The exclusive right of Congress to suspend the privilege of the writ of habeas corpus was challenged by President Lincoln at the outset of the Civil War. April 27, 1861, apprehensive for the safety of the isolated capital, the President issued an order authorizing General Winfield Scott to suspend the writ of habeas corpus. The order, which practically empowered General Scott to arrest and detain at will, was as follows: "You are engaged in repressing an insurrection against the laws of the United States. If at any point on or in the vicinity of any military line which is now or which shall be used between the city of Philadelphia and the city of Washington you find resistance which renders it necessary to suspend the writ of habeas corpus for the public safety, you personally or through the officer in command at the point where resistance occurs, are authorized to suspend that writ."
- The customary phrasing is "suspend the writ of habeas corpus."

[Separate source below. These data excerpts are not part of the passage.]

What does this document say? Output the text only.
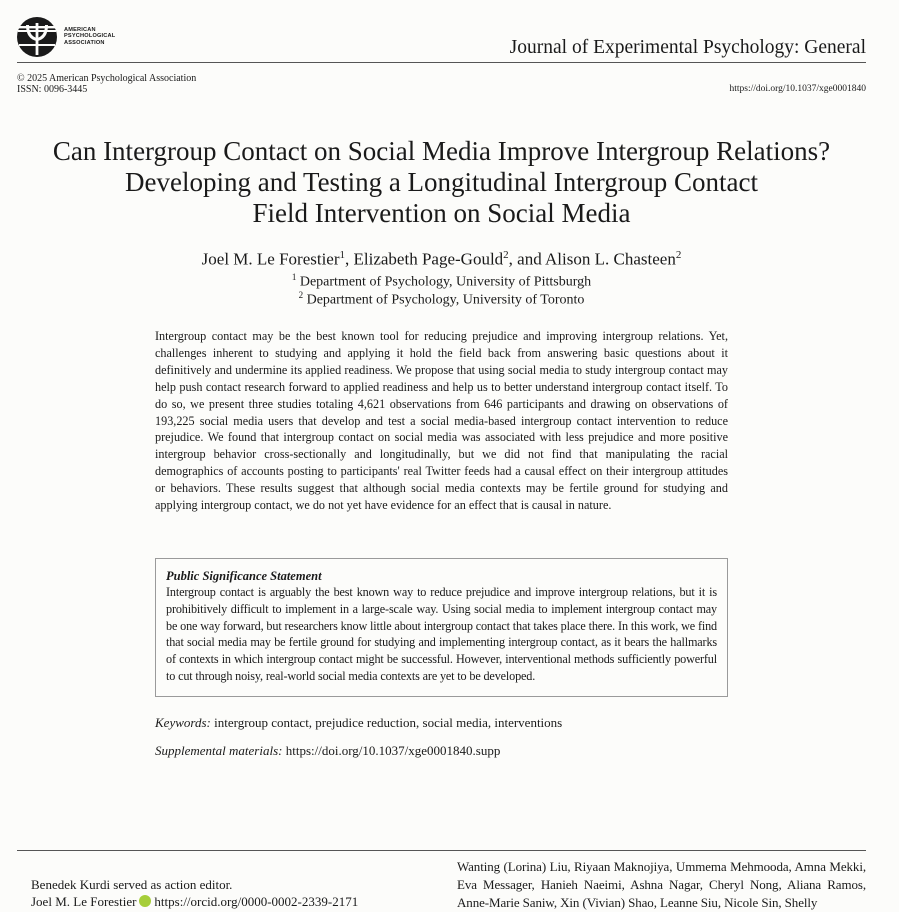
AMERICAN
PSYCHOLOGICAL
ASSOCIATION	Journal of Experimental Psychology: General
© 2025 American Psychological Association
ISSN: 0096-3445	https://doi.org/10.1037/xge0001840
Can Intergroup Contact on Social Media Improve Intergroup Relations?
Developing and Testing a Longitudinal Intergroup Contact
Field Intervention on Social Media
Joel M. Le Forestier$^1$, Elizabeth Page-Gould$^2$, and Alison L. Chasteen$^2$
$^1$ Department of Psychology, University of Pittsburgh
$^2$ Department of Psychology, University of Toronto

Intergroup contact may be the best known tool for reducing prejudice and improving intergroup relations. Yet, challenges inherent to studying and applying it hold the field back from answering basic questions about it definitively and undermine its applied readiness. We propose that using social media to study intergroup contact may help push contact research forward to applied readiness and help us to better understand intergroup contact itself. To do so, we present three studies totaling 4,621 observations from 646 participants and drawing on observations of 193,225 social media users that develop and test a social media-based intergroup contact intervention to reduce prejudice. We found that intergroup contact on social media was associated with less prejudice and more positive intergroup behavior cross-sectionally and longitudinally, but we did not find that manipulating the racial demographics of accounts posting to participants' real Twitter feeds had a causal effect on their intergroup attitudes or behaviors. These results suggest that although social media contexts may be fertile ground for studying and applying intergroup contact, we do not yet have evidence for an effect that is causal in nature.

Public Significance Statement

Intergroup contact is arguably the best known way to reduce prejudice and improve intergroup relations, but it is prohibitively difficult to implement in a large-scale way. Using social media to implement intergroup contact may be one way forward, but researchers know little about intergroup contact that takes place there. In this work, we find that social media may be fertile ground for studying and implementing intergroup contact, as it bears the hallmarks of contexts in which intergroup contact might be successful. However, interventional methods sufficiently powerful to cut through noisy, real-world social media contexts are yet to be developed.

Keywords: intergroup contact, prejudice reduction, social media, interventions
Supplemental materials: https://doi.org/10.1037/xge0001840.supp
Benedek Kurdi served as action editor.
Joel M. Le Forestier https://orcid.org/0000-0002-2339-2171

Wanting (Lorina) Liu, Riyaan Maknojiya, Ummema Mehmooda, Amna Mekki, Eva Messager, Hanieh Naeimi, Ashna Nagar, Cheryl Nong, Aliana Ramos, Anne-Marie Saniw, Xin (Vivian) Shao, Leanne Siu, Nicole Sin, Shelly
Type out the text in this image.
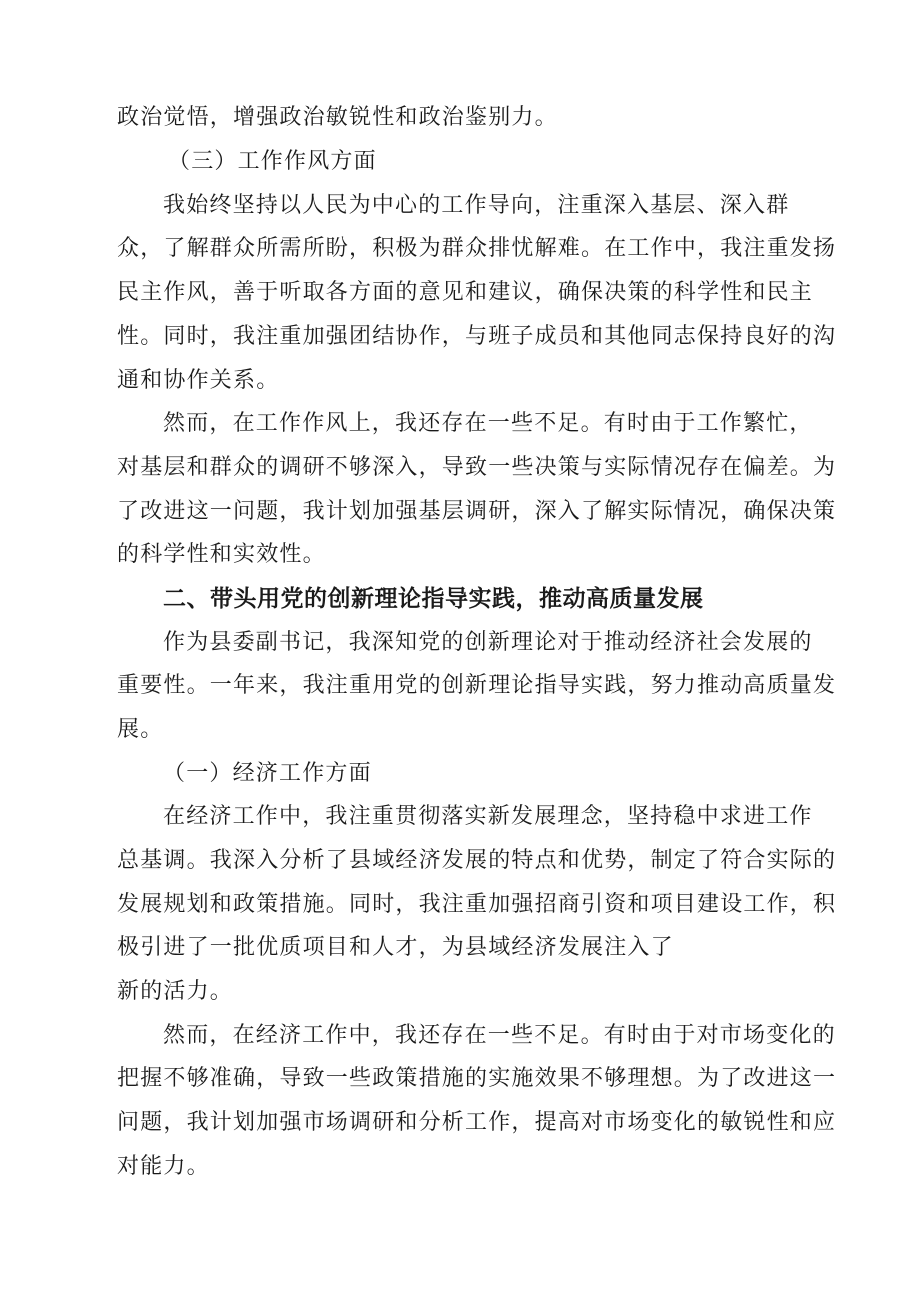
政治觉悟，增强政治敏锐性和政治鉴别力。
（三）工作作风方面
我始终坚持以人民为中心的工作导向，注重深入基层、深入群
众，了解群众所需所盼，积极为群众排忧解难。在工作中，我注重发扬
民主作风，善于听取各方面的意见和建议，确保决策的科学性和民主
性。同时，我注重加强团结协作，与班子成员和其他同志保持良好的沟
通和协作关系。
然而，在工作作风上，我还存在一些不足。有时由于工作繁忙，
对基层和群众的调研不够深入，导致一些决策与实际情况存在偏差。为
了改进这一问题，我计划加强基层调研，深入了解实际情况，确保决策
的科学性和实效性。
二、带头用党的创新理论指导实践，推动高质量发展
作为县委副书记，我深知党的创新理论对于推动经济社会发展的
重要性。一年来，我注重用党的创新理论指导实践，努力推动高质量发
展。
（一）经济工作方面
在经济工作中，我注重贯彻落实新发展理念，坚持稳中求进工作
总基调。我深入分析了县域经济发展的特点和优势，制定了符合实际的
发展规划和政策措施。同时，我注重加强招商引资和项目建设工作，积
极引进了一批优质项目和人才，为县域经济发展注入了
新的活力。
然而，在经济工作中，我还存在一些不足。有时由于对市场变化的
把握不够准确，导致一些政策措施的实施效果不够理想。为了改进这一
问题，我计划加强市场调研和分析工作，提高对市场变化的敏锐性和应
对能力。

- It is still a disputed point in legal theory whether the suspension of the privilege of the writ authorizes arrests. The obiter dictum of the Supreme Court, in ex parte Milligan, that the suspension "does not authorize the arrest of any one, but simply denies to one arrested the privilege of this writ in order to obtain his liberty," was a flat denial of the correctness of the practice of the Civil War. Four minority justices, however, including Chief Justice Chase, upheld the legality of the practice. See 4 Wallace, pp. 115, 137. The President in his message of the extra session, July 4, 1861, said that he had authorized General Scott to suspend the privilege of the writ, or, as he explained, "to arrest and detain, without resort to the ordinary processes and forms of law, such individuals as he might deem dangerous to the public safety." Works, vol. II. p. 59. See also the President's letter to Erastus Corning and others, June 12, 1863. Ibid. p. 348. See also Seward to Lyons, October 14, 1861. 115 War Records, p. 633.
- 115 War Records, p. 19. The words, "on or in the vicinity of any military line" etc., were a euphemism for "anywhere in Maryland." See, for example, Latham's statement in the Senate, July 20, 1861. Globe, 1st S. 37th Cong. Appendix, p. 19.